Jest młody i jeszcze dość dziki w zachowaniu. - To znaczy taki nieokrzesany, płochliwy, ale nie jest do ludzi agresywny. Bardziej do psów, jeśli już - opowiada właściciel. - Szukamy go od rana. Po godzinie 7 wdziano go na osiedlu Leśnym.
Jak się okazuje Mefisto to pies bardzo podobny do tego, którego przy Armii Krajowej na wjeździe do Bydgoszczy widziała dziś rano ok. godz. 9 nasza Czytelniczka.
Czy zaginiony Mefisto to pies, którego Czytelniczka rano widziała jadąc do Bydgoszczy z Osielska?
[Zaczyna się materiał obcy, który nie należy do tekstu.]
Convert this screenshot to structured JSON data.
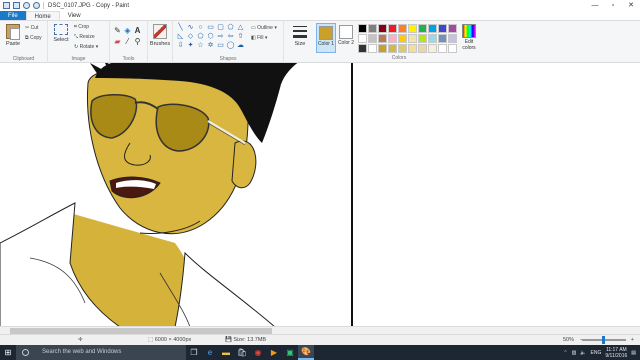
{
  "window": {
    "title": "DSC_0107.JPG - Copy - Paint",
    "minimize_glyph": "—",
    "maximize_glyph": "▫",
    "close_glyph": "✕"
  },
  "tabs": [
    {
      "label": "File"
    },
    {
      "label": "Home"
    },
    {
      "label": "View"
    }
  ],
  "ribbon": {
    "clipboard": {
      "paste": "Paste",
      "cut": "Cut",
      "copy": "Copy",
      "group": "Clipboard"
    },
    "image": {
      "select": "Select",
      "crop": "Crop",
      "resize": "Resize",
      "rotate": "Rotate",
      "group": "Image"
    },
    "tools": {
      "group": "Tools"
    },
    "brushes": {
      "label": "Brushes"
    },
    "shapes": {
      "outline": "Outline",
      "fill": "Fill",
      "group": "Shapes"
    },
    "size": {
      "label": "Size"
    },
    "color1": {
      "label": "Color 1",
      "value": "#c9a12a"
    },
    "color2": {
      "label": "Color 2",
      "value": "#ffffff"
    },
    "colors_group": "Colors",
    "edit_colors": "Edit colors",
    "palette": [
      "#000000",
      "#7f7f7f",
      "#880015",
      "#ed1c24",
      "#ff7f27",
      "#fff200",
      "#22b14c",
      "#00a2e8",
      "#3f48cc",
      "#a349a4",
      "#ffffff",
      "#c3c3c3",
      "#b97a57",
      "#ffaec9",
      "#ffc90e",
      "#efe4b0",
      "#b5e61d",
      "#99d9ea",
      "#7092be",
      "#c8bfe7",
      "#333333",
      "#ffffff",
      "#c9a12a",
      "#d6b64f",
      "#e0c870",
      "#f0de9a",
      "#ead7a8",
      "#f5f0d8",
      "#ffffff",
      "#ffffff"
    ]
  },
  "status": {
    "dimensions": "6000 × 4000px",
    "size": "Size: 13.7MB",
    "zoom": "50%"
  },
  "taskbar": {
    "search_placeholder": "Search the web and Windows",
    "language": "ENG",
    "time": "11:17 AM",
    "date": "9/11/2016"
  }
}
Zgłosiła, że jadąc od Osielska do Bydgoszczy widziała skaczącego przy drodze krajowej nr 5 psa. Niewykluczone, że był przywiązany do drzewa lub jakiegoś palika, albo po prostu smycz się zahaczyła. - Tak mniej więcej jakieś 100-200 metrów za światłami przy Zamczysku - mówi. - Zgłosiłam to straży miejskiej.
Zgadza się też to, że Mefisto uciekł razem ze smyczą i mógł się gdzieś zahaczyć.
- Byliśmy na miejscu, ale, kiedy patrol tam dotarł psa już nie było - podkreślał dyżurny. - Funkcjonariusze przeszli kawałek szukając zwierzęcia, ale żadnego tam nie było.
Może Mefisto ruszył dalej? Może w kierunku Osielska? Może w kierunku Myślęcinka? A może na Zamczysko? Jeśli to był on.
Ktokolwiek widział Mefista?
Jest pewne, że pan Krzysztof robi wszystko, by znaleźć go. Jeśli ktokolwiek widział psa ze zdjęć, może w okolicy, której pisaliśmy, albo gdziekolwiek indziej, to właściciel prosi o pilny kontakt: 514 498 155.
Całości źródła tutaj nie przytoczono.